The first “E” stands for expectations. It’s important to set the right expectations for your users from the very beginning. For example, if you’re writing documentation for a complex piece of software, it’s important to let the user know that upfront. Otherwise, they may get frustrated when they encounter difficulty using the software and think it’s due to a lack of understanding on their part.
Your users will have expectations too. They expect the document to be clear, concise, and free of errors. They also expect it to be easy to navigate and understand. If your document falls short in any of these areas, users will likely become frustrated and give up on trying to use it.
The second “E” stands for engagement. In order to keep your users engaged with your documentation, you need to write in a clear and concise manner. Using plenty of headings and subheadings to break up the text will make it easier to scan and don’t forget to include plenty of examples and screenshots to illustrate key points.
In addition, it is also important to engage users on a personal level. One way to do this is by using case studies or real-world examples whenever possible After all, people are more likely to use something if they feel a personal connection to it. When writing your documentation, be sure to use a tone and style that is approachable and relatable. Write like you would speak— without using jargon or overly technical language.

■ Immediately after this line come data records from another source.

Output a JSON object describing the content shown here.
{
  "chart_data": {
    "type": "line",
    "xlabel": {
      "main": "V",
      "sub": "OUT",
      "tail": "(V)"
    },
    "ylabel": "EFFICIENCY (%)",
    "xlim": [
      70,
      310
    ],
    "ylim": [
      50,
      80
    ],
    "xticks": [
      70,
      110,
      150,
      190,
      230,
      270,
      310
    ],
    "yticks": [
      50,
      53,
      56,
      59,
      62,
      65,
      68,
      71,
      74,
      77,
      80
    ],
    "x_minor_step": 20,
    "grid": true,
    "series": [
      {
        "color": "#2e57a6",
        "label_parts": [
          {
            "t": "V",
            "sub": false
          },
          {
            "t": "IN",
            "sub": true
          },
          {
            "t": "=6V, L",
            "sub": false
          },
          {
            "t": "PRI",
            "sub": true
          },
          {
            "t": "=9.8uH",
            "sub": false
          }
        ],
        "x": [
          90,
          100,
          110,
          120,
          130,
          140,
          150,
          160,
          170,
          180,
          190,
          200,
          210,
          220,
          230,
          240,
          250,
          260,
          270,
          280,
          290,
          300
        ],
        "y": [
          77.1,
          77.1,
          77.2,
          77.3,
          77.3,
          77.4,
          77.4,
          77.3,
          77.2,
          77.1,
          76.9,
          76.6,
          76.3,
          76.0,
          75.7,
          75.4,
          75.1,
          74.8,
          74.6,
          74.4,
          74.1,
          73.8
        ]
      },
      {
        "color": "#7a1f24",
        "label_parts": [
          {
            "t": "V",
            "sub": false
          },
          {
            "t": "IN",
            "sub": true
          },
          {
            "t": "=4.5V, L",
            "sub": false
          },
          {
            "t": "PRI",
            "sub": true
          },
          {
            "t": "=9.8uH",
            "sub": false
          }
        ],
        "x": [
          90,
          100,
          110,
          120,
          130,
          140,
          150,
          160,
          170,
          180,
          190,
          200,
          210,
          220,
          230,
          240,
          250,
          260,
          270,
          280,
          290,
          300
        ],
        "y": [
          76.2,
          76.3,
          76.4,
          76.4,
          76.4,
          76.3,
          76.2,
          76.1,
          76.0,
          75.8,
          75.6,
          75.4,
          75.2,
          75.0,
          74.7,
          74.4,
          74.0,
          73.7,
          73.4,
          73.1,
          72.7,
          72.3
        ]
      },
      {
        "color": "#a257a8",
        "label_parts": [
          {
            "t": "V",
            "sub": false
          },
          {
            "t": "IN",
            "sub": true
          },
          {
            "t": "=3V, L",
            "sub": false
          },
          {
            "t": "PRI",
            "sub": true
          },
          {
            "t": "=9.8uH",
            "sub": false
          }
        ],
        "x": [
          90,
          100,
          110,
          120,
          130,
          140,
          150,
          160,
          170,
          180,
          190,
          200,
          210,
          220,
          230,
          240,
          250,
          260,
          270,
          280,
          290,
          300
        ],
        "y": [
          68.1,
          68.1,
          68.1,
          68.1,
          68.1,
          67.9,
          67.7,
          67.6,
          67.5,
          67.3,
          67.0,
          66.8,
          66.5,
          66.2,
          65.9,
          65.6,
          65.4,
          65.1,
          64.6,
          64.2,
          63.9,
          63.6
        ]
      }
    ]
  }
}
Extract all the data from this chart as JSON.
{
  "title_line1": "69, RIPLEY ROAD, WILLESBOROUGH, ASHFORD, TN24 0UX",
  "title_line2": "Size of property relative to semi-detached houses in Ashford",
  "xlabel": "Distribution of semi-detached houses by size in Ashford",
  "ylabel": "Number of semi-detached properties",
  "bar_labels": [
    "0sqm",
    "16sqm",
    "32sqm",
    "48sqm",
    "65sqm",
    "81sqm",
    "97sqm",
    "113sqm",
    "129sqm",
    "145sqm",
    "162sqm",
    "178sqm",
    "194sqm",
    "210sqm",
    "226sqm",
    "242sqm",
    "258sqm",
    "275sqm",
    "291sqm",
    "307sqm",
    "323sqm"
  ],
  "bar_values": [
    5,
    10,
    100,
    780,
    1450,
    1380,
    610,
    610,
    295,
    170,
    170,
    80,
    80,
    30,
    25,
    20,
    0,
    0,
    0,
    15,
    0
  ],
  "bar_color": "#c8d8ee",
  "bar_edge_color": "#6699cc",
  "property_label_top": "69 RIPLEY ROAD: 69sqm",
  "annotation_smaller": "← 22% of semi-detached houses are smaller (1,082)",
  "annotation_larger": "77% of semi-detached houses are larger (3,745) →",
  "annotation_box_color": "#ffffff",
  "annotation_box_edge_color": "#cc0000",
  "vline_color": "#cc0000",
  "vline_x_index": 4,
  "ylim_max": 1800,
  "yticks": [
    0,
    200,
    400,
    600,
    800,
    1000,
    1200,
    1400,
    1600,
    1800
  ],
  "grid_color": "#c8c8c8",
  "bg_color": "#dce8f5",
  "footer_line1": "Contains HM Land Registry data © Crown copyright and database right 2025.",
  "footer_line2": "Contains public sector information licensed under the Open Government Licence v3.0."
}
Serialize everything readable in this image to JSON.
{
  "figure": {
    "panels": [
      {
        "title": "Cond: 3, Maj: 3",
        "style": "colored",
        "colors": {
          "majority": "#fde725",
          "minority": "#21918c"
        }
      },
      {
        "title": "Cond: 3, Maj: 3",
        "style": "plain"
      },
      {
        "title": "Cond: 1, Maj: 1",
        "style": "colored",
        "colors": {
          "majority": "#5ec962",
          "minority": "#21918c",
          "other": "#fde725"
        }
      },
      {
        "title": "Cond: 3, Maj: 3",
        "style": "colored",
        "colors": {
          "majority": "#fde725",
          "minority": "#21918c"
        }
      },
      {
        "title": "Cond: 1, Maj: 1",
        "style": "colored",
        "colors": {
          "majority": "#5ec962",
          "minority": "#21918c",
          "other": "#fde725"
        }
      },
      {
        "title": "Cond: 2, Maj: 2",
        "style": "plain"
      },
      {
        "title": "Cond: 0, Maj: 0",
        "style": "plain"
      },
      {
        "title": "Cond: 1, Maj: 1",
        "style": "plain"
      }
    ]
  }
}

The third “E” stands for empowerment. Your goal should be to empower your users with the knowledge they need to be successful. Give them the information they need to complete their tasks efficiently and effectively. Anticipate their questions and concerns ahead of time so that you can address them before they even have a chance to ask In addition, don’t forget to include links to additional resources where users can go for more help if they need it. By empowering your users, you’ll create advocates for your product or service—and for your company as a whole.